The team also successfully constructed a translational unit for the yeast mitochondrial ribosomal protein MRPS12, which includes the wild-type Kozak sequence and a yeast-optimized coding sequence. The full translational unit (BBa_K1729001) and a translational start sequence, which includes the wild-type Kozak sequence and the yeast-optimized mitochondrial localization signal of MRPS12 (BBa_K1729002), were each cloned into pSB1C3, sequence verified, and submitted to the Registry.
In addition, we tested parent (P) and MRPS12-disrupted (D) haploid strains for growth on fermentable carbon (FC) and non-fermentable carbon (NFC) sources to show that inactivation of the MRPS12 gene indeed prohibits growth on non-fermentable carbon sources (data not shown).

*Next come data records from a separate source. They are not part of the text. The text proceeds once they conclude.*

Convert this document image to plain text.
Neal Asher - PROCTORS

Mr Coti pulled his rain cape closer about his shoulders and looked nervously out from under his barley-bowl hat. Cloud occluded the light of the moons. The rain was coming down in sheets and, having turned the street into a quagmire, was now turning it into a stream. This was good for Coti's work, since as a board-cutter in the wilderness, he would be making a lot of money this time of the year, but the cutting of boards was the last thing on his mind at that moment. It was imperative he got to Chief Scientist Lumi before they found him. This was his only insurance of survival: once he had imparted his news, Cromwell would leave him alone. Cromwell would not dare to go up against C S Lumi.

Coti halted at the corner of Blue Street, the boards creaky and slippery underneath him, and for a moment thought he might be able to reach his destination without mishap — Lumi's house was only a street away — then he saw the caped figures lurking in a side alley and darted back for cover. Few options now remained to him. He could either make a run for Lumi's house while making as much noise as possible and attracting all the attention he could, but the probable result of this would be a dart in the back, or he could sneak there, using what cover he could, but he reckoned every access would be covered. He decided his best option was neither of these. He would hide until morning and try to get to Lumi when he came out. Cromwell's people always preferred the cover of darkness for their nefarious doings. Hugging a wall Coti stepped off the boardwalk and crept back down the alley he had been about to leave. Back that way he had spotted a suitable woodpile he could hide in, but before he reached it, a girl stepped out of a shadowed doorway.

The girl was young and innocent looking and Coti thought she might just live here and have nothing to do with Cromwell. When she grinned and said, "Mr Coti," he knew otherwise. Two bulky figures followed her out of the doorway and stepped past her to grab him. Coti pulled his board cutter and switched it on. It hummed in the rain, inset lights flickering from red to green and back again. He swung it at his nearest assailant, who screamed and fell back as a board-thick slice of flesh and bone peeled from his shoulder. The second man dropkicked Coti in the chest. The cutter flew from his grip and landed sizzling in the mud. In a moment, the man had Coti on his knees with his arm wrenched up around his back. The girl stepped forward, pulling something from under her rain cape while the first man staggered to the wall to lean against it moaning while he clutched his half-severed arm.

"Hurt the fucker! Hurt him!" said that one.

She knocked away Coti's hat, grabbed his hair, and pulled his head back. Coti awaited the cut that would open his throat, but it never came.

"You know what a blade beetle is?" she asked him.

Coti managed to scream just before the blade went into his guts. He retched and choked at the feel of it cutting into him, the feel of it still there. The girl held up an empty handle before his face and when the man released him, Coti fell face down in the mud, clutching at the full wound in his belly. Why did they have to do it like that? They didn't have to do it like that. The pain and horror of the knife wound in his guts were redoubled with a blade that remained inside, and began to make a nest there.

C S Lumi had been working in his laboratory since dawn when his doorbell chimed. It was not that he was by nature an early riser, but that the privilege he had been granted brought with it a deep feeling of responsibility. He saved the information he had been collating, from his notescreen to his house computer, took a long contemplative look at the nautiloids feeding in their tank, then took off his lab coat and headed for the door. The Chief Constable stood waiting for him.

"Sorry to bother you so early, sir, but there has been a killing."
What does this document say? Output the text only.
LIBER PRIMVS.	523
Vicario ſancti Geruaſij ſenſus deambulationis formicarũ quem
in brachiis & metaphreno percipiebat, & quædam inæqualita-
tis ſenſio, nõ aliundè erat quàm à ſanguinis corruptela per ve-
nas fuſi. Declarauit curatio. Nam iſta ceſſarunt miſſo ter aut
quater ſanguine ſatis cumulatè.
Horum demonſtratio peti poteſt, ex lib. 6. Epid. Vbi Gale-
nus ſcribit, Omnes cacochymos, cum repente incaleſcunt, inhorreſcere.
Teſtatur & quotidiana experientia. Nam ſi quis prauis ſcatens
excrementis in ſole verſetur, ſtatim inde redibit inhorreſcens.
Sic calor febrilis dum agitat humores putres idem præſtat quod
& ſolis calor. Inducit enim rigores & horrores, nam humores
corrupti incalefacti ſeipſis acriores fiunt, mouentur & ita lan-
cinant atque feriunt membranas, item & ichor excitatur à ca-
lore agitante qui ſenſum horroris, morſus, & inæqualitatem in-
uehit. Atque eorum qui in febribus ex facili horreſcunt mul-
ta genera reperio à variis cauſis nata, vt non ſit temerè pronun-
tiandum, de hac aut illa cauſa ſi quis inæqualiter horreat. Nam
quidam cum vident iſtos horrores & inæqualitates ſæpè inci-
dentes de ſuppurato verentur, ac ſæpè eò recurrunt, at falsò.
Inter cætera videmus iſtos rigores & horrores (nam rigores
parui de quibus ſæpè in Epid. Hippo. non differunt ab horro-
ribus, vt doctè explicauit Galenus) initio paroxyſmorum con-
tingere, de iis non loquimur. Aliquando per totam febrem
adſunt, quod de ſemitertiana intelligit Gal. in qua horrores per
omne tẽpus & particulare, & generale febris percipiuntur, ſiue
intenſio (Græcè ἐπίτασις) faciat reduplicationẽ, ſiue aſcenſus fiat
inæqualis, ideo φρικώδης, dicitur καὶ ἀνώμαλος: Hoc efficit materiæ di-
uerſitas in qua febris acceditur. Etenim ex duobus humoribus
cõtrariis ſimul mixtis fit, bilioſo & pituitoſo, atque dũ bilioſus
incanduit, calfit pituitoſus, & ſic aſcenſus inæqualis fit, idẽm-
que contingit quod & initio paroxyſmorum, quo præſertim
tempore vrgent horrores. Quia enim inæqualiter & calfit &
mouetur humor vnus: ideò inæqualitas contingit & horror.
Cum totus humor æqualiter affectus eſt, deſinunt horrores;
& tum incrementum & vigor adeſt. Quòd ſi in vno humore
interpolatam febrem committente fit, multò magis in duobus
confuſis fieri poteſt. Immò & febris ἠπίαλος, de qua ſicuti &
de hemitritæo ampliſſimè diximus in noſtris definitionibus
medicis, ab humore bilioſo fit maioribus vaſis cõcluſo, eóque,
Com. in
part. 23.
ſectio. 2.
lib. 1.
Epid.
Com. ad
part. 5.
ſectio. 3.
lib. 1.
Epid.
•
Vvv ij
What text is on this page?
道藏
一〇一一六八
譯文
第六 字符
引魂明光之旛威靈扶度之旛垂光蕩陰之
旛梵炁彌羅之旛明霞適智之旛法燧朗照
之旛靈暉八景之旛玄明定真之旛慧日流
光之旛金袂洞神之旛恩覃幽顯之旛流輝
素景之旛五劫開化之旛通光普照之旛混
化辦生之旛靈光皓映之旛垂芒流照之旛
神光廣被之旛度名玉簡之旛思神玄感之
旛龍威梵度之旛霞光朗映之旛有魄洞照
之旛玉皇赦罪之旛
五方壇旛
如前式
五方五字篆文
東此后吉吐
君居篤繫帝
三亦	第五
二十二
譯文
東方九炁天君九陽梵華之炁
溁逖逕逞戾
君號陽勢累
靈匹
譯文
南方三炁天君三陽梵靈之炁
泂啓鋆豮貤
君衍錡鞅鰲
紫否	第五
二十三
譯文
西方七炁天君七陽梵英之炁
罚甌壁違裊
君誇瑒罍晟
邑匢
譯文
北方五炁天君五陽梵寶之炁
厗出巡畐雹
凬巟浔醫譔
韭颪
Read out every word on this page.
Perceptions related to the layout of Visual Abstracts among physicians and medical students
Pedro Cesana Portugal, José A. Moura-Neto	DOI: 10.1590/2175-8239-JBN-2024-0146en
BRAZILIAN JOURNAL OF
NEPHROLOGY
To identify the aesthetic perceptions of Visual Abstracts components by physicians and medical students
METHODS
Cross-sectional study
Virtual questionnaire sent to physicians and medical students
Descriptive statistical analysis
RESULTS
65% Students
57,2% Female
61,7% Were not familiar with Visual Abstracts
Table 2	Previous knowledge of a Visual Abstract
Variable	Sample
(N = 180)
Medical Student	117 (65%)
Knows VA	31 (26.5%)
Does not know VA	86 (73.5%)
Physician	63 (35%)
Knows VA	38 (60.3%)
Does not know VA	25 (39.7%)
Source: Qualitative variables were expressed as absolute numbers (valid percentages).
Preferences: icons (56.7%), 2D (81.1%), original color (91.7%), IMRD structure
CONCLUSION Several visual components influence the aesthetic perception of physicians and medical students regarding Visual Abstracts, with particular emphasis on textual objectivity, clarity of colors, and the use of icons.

We also cloned the newly-made MRPS12 translational unit (BBa_K1729001) into the pSB416-GPD vector we prepared. However, time constraints did not allow us to demonstrate that aerobic respiration could be restored in MRPS12-disrupted haploids transformed with the pSB416-GPD plasmid with (+) or without (-) the MRPS12 gene (as diagrammed below).
Future Plans
Once we verify that introducing plasmid-borne MRPS12 into disrupted strains will restore aerobic respiration, we plan to assemble a repressible promoter system to regulate the gene’s expression. We then hope to determine how regulation of aerobic respiration might affect the production of fermentation products and secondary metabolites in yeast cultures.